She had surrendered at discretion. When she felt herself, again and again, pressed to his heart, she made no protest;—gave no sign when he devoured her cheeks, her lips, with kisses, countless, vehement-tender,—lay upon that broad shoulder in a kind of swoon.
She had waited so long and it had come so suddenly, this cyclone of love!
Lay there upon that broad chest,—she so little,—with upturned face but closed lids, from beneath which forced their way drop after drop of happy tears. Happy tears? Did not they too tremble, tremble, as they lingered, waiting to be kissed away?
Lay there, nestled upon that strong arm, and drunk with the wine of young love; the past forgot, the future banished,—living in the present alone. A present, delicious, dreamy, and wrapped in rose-colored incense-breathing mist. Shutting out all the world save only him and her. From afar comes floating to her ear, from the Hall, the sound of muffled laughter,—comes floating the drowsy tinkling of the piano, meaningless and inane! All things else are shams. Love alone is real!
Yes, pillow thy head upon that arm, thy heart upon that hope, while yet thou mayest!
For dost not heed how within that deep chest, against which thy fair young bosom palpitates and flutters,—markest thou not how ’tis a lion-heart seems to beat therein? To beat thereunder with tempestuous thud, ominous of storm and wreck?

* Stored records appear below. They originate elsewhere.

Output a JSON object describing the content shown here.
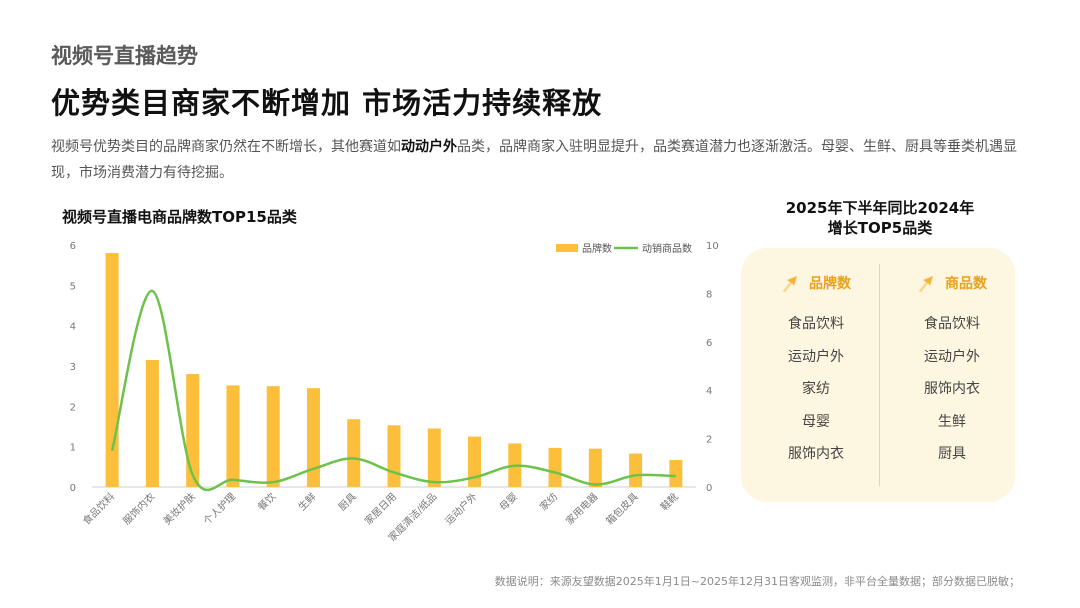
{
  "header": {
    "section_title": "视频号直播趋势",
    "headline": "优势类目商家不断增加  市场活力持续释放",
    "desc_before": "视频号优势类目的品牌商家仍然在不断增长，其他赛道如",
    "desc_bold": "动动户外",
    "desc_after": "品类，品牌商家入驻明显提升，品类赛道潜力也逐渐激活。母婴、生鲜、厨具等垂类机遇显现，市场消费潜力有待挖掘。"
  },
  "chart_data": {
    "type": "bar",
    "title": "视频号直播电商品牌数TOP15品类",
    "categories": [
      "食品饮料",
      "服饰内衣",
      "美妆护肤",
      "个人护理",
      "餐饮",
      "生鲜",
      "厨具",
      "家居日用",
      "家庭清洁/纸品",
      "运动户外",
      "母婴",
      "家纺",
      "家用电器",
      "箱包皮具",
      "鞋靴"
    ],
    "series": [
      {
        "name": "品牌数",
        "type": "bar",
        "axis": "left",
        "color": "#fbbf3c",
        "values": [
          5.8,
          3.15,
          2.8,
          2.52,
          2.5,
          2.45,
          1.68,
          1.53,
          1.45,
          1.25,
          1.08,
          0.97,
          0.95,
          0.83,
          0.67
        ]
      },
      {
        "name": "动销商品数",
        "type": "line",
        "axis": "right",
        "color": "#6cc24a",
        "values": [
          1.5,
          8.1,
          0.5,
          0.3,
          0.2,
          0.75,
          1.18,
          0.6,
          0.2,
          0.4,
          0.88,
          0.6,
          0.1,
          0.48,
          0.45
        ]
      }
    ],
    "y_left": {
      "min": 0,
      "max": 6,
      "ticks": [
        0,
        1,
        2,
        3,
        4,
        5,
        6
      ]
    },
    "y_right": {
      "min": 0,
      "max": 10,
      "ticks": [
        0,
        2,
        4,
        6,
        8,
        10
      ]
    },
    "legend_position": "top-right",
    "grid": false
  },
  "top5": {
    "title_line1": "2025年下半年同比2024年",
    "title_line2": "增长TOP5品类",
    "brand_label": "品牌数",
    "brand_items": [
      "食品饮料",
      "运动户外",
      "家纺",
      "母婴",
      "服饰内衣"
    ],
    "product_label": "商品数",
    "product_items": [
      "食品饮料",
      "运动户外",
      "服饰内衣",
      "生鲜",
      "厨具"
    ],
    "accent_color": "#e9a21a"
  },
  "footnote": "数据说明：来源友望数据2025年1月1日~2025年12月31日客观监测，非平台全量数据；部分数据已脱敏；"
}
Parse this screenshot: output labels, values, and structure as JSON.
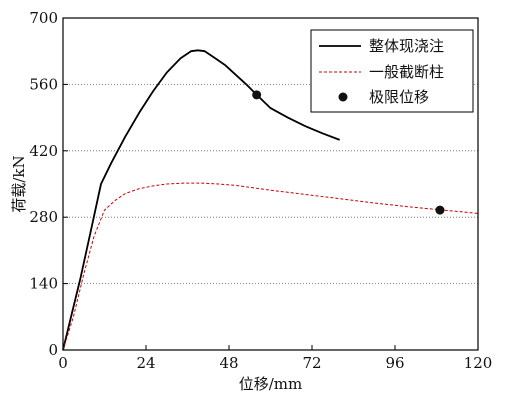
{
  "chart_data": {
    "type": "line",
    "title": "",
    "xlabel": "位移/mm",
    "ylabel": "荷载/kN",
    "xlim": [
      0,
      120
    ],
    "ylim": [
      0,
      700
    ],
    "xticks": [
      0,
      24,
      48,
      72,
      96,
      120
    ],
    "yticks": [
      0,
      140,
      280,
      420,
      560,
      700
    ],
    "grid": "horizontal dotted",
    "legend_position": "top-right",
    "series": [
      {
        "name": "整体现浇注",
        "style": "solid",
        "color": "#000000",
        "x": [
          0,
          2,
          5,
          8,
          11,
          14,
          18,
          22,
          26,
          30,
          34,
          37,
          39,
          41,
          44,
          47,
          50,
          53,
          56,
          60,
          65,
          70,
          75,
          80
        ],
        "y": [
          0,
          60,
          150,
          250,
          350,
          395,
          450,
          500,
          545,
          585,
          615,
          630,
          632,
          630,
          615,
          600,
          580,
          560,
          538,
          510,
          490,
          472,
          457,
          443
        ]
      },
      {
        "name": "一般截断柱",
        "style": "dashed",
        "color": "#cc0000",
        "x": [
          0,
          3,
          6,
          9,
          12,
          15,
          18,
          22,
          26,
          30,
          35,
          40,
          45,
          50,
          60,
          70,
          80,
          90,
          100,
          110,
          120
        ],
        "y": [
          0,
          70,
          160,
          240,
          295,
          315,
          330,
          340,
          346,
          350,
          352,
          352,
          350,
          347,
          337,
          328,
          319,
          310,
          302,
          295,
          288
        ]
      }
    ],
    "markers": {
      "name": "极限位移",
      "color": "#111111",
      "points": [
        {
          "x": 56,
          "y": 538
        },
        {
          "x": 109,
          "y": 295
        }
      ]
    }
  }
}
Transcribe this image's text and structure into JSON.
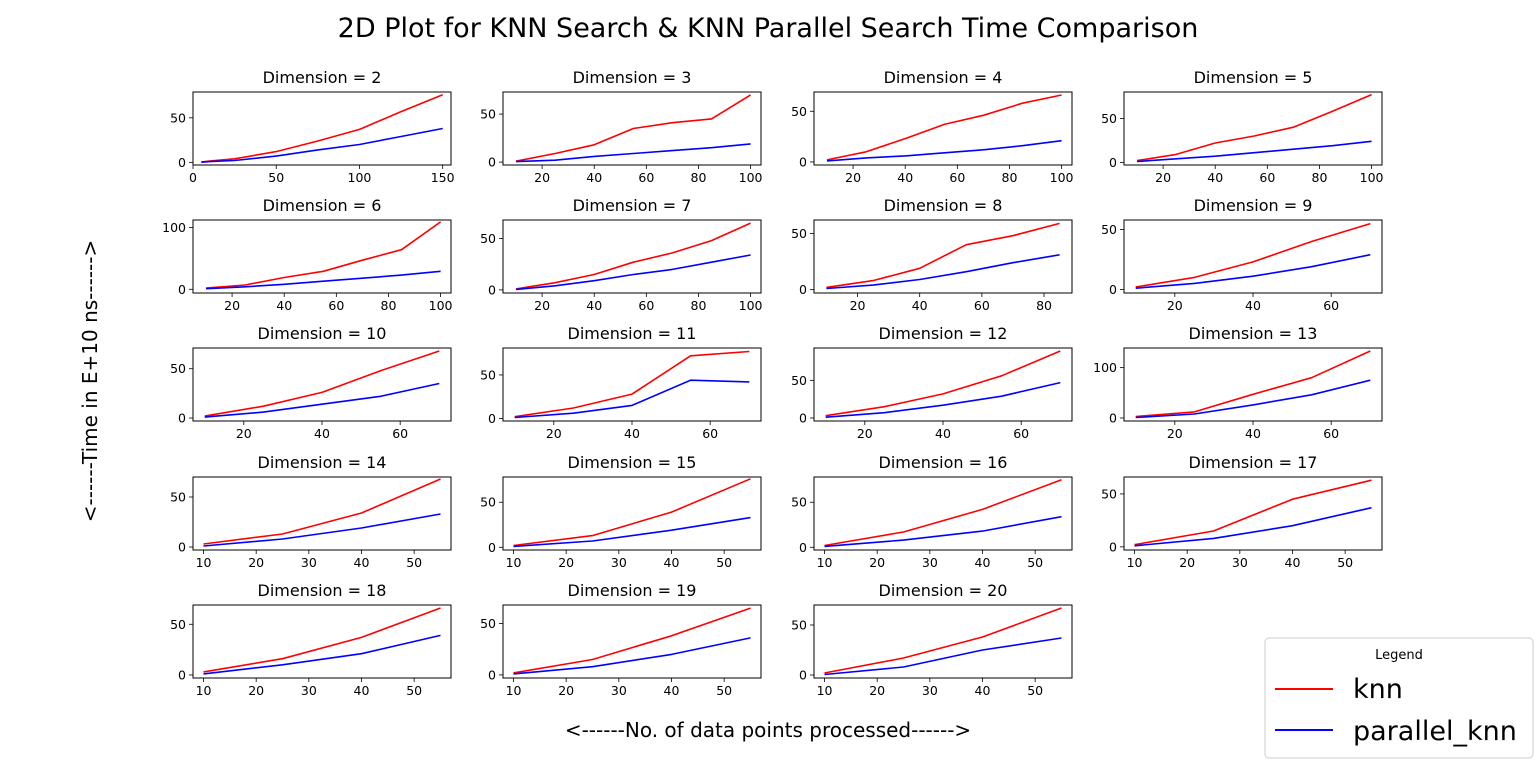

And those eyes, so wondrous tender now, and soft (for even if thou hast not stolen a look between thy dewy lids, thou hast felt their caressing glances), and those loving eyes? Hast forgotten how their changeful, bickering flashes once filled thy heart with dread, even before he was aught to thee?
If thou hast, dream on—dream on while thou mayest!
CHAPTER LII.
With the last word Alice dropped the manuscript on the table, and hastily left the room. Charley shot forth, with a vigorous puff, a ring of heroic proportions.